Let’s start with the obvious. There was no such thing as a Roman detective. Sherlock Holmes was a late 19th century invention. There was no such thing as detective work until positivism brought the intellectual thrust of the Enlightenment to its fullness and end. Rome had no CIA. The West’s Tower of Babel wasn’t that high yet. The continuously present arm of Caesar simply responded to actual threats with actual violent force. In the trial of Jesus, Pilate wasn’t analyzing measurable data to predict social outcomes. He simply wanted to know, considering the raucous crowd in his courtyard, if Jesus presented an active and viable threat to Roman order and peace. Minus weeks of media discussion, of pouring over hundreds of files of information presented to him by his council members, Pilate rightly determined that Jesus had no intention of leading a violent rebellion. That’s all Pilate wanted to know.

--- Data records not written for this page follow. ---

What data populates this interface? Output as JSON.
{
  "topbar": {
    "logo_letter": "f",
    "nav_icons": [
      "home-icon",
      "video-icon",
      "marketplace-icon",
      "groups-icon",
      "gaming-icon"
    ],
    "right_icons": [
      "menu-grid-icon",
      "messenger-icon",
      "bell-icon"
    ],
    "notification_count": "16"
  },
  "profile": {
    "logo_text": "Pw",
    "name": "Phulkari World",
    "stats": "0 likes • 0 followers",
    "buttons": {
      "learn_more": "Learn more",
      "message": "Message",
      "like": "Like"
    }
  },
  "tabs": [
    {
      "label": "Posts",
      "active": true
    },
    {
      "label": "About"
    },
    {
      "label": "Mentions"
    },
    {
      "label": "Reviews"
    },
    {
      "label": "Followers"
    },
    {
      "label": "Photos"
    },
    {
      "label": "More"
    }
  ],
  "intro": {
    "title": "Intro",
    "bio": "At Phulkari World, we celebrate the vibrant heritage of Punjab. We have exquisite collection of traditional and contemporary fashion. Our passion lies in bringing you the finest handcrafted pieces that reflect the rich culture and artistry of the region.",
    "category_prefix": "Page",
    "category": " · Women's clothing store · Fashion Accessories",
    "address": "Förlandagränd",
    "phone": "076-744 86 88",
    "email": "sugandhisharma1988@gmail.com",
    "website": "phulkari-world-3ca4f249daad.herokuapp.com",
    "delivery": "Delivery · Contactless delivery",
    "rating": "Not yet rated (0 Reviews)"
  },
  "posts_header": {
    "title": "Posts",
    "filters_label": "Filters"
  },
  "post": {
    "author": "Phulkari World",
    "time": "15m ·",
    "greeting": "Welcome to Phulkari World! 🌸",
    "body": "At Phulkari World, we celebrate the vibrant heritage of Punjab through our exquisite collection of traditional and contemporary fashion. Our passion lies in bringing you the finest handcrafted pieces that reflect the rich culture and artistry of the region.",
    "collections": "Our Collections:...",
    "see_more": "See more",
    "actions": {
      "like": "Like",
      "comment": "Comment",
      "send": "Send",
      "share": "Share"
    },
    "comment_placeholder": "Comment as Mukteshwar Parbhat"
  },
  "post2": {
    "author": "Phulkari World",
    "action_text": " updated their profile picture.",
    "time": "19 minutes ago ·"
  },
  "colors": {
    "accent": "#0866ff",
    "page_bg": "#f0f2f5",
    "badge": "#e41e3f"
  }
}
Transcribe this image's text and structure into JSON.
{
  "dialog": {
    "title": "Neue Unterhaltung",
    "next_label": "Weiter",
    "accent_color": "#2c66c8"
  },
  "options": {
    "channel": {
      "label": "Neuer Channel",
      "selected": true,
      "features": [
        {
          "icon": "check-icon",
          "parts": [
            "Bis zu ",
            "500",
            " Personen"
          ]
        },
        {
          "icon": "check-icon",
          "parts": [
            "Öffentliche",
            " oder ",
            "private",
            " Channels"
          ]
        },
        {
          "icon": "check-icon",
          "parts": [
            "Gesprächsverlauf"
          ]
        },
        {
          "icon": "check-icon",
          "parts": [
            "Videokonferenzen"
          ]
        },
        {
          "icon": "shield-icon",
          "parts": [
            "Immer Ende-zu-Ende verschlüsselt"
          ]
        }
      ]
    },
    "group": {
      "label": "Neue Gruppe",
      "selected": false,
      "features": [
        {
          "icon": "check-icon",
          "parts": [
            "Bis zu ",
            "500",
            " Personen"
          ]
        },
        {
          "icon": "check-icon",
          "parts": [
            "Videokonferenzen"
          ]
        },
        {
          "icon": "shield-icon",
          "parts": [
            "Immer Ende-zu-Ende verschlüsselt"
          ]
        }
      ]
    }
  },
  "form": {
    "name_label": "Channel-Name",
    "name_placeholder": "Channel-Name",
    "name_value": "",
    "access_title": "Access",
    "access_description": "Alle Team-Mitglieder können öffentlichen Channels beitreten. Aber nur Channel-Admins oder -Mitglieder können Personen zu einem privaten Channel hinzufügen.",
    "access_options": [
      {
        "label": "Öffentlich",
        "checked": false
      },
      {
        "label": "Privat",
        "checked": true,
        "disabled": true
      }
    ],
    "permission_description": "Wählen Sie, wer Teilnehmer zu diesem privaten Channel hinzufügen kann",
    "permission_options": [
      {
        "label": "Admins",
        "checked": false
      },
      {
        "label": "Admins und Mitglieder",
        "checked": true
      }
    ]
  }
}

Suddenly, three days later, with rumors that this Jesus was alive again, Pilate sends a centurion on a detective mission to find Jesus’ body to prevent the uprising he had already determined wasn’t going to happen even if he hadn’t killed him on the cross? Remember, Rome had no such thing as detectives. Please….
The scriptures mention that the Sanhedrin started a rumor that Jesus’ body was stolen. Pilate’s response would have likely been, “And that’s my problem why?” So, the Sanhedrin would have been left to its own devices to find the body if it was that concerned with it. But, even granting that Pilate may have been willing to play along, seeing as how the Jews are the ones who conjured up the rumor and did so knowing that the reason they did was because they had no idea what really happened to the body and simultaneously wanted the issue to just go away and wanted to attempt to scapegoat the disciples for the body's disappearance, why would the Sanhedrin be responsible for a giant detective mission that makes a big public spectacle of the issue?
The rumors of Jesus’ resurrection were just that – rummagings of rumors. There was no giant threat to Rome. There was no immanent threat to the authority of the Sanhedrin. Even the disciples reacted initially with a combination of utter shock and disbelief and dismissive confusion. Even granting that an ancient Roman would go on an analytical detective mission, what pressed the issue to being of such importance as to go on one?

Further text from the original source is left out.